La Société pour l’étude, la protection et l’aménagement de la nature dans le Sud-Ouest (Sepanso) a prélevé, en février 2019 à Anglet puis en novembre à Biarritz, des échantillons de la mousse échouée en quantité après le passage des tempêtes Gabriel et Amélie. Après analyse en laboratoire, les résultats indiquent des taux très élevés de tensioactifs, ces molécules que l’on trouve dans les shampoings, lessives et autres produits ménagers moussants.

« Alors qu’on devrait trouver ces détergents pétrochimiques en microgrammes, c’est-à-dire en millionièmes de grammes, on les trouve en milligrammes, c’est-à-dire mille fois plus » dénonce Michel Botella, un repenti de l’industrie pétrochimique aujourd’hui membre de la Sepanso.
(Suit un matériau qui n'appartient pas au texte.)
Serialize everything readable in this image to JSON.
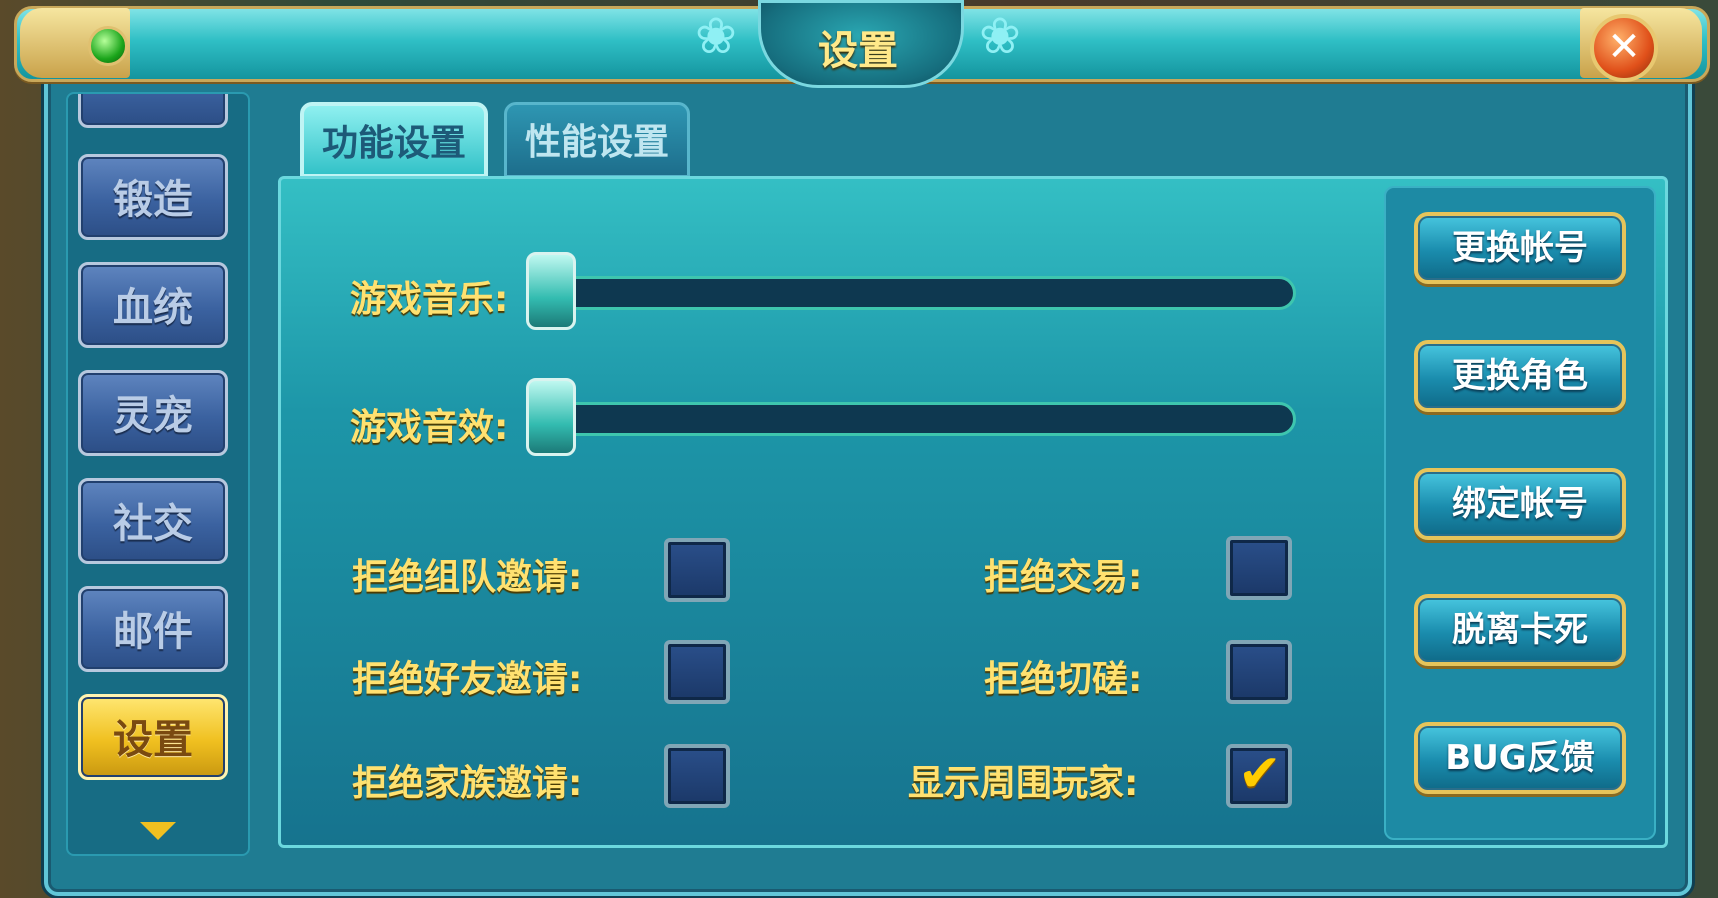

L’association revendique le retrait pur et simple du marché des détergents issus de l’industrie pétrochimique.

“C’est un phénomène naturel et planétaire”, s’exclame le maire de Biarritz Michel Veunac. « De tout temps, ces phénomènes appelés ‘barbe de Neptune’ sont observés en automne et en hiver sur les plages océaniques », remarque-t-il, appuyant ses propos par une reprographie de la Grande Plage pendant la tempête du 25 janvier 1910. « Les océanographes expliquent que généralement, ces mousses apparaissent après des épisodes tempétueux (…). Sous les coups de houle répétés, des algues ou micro-planctons libèrent des protéines contribuant à favoriser cette émulsion ».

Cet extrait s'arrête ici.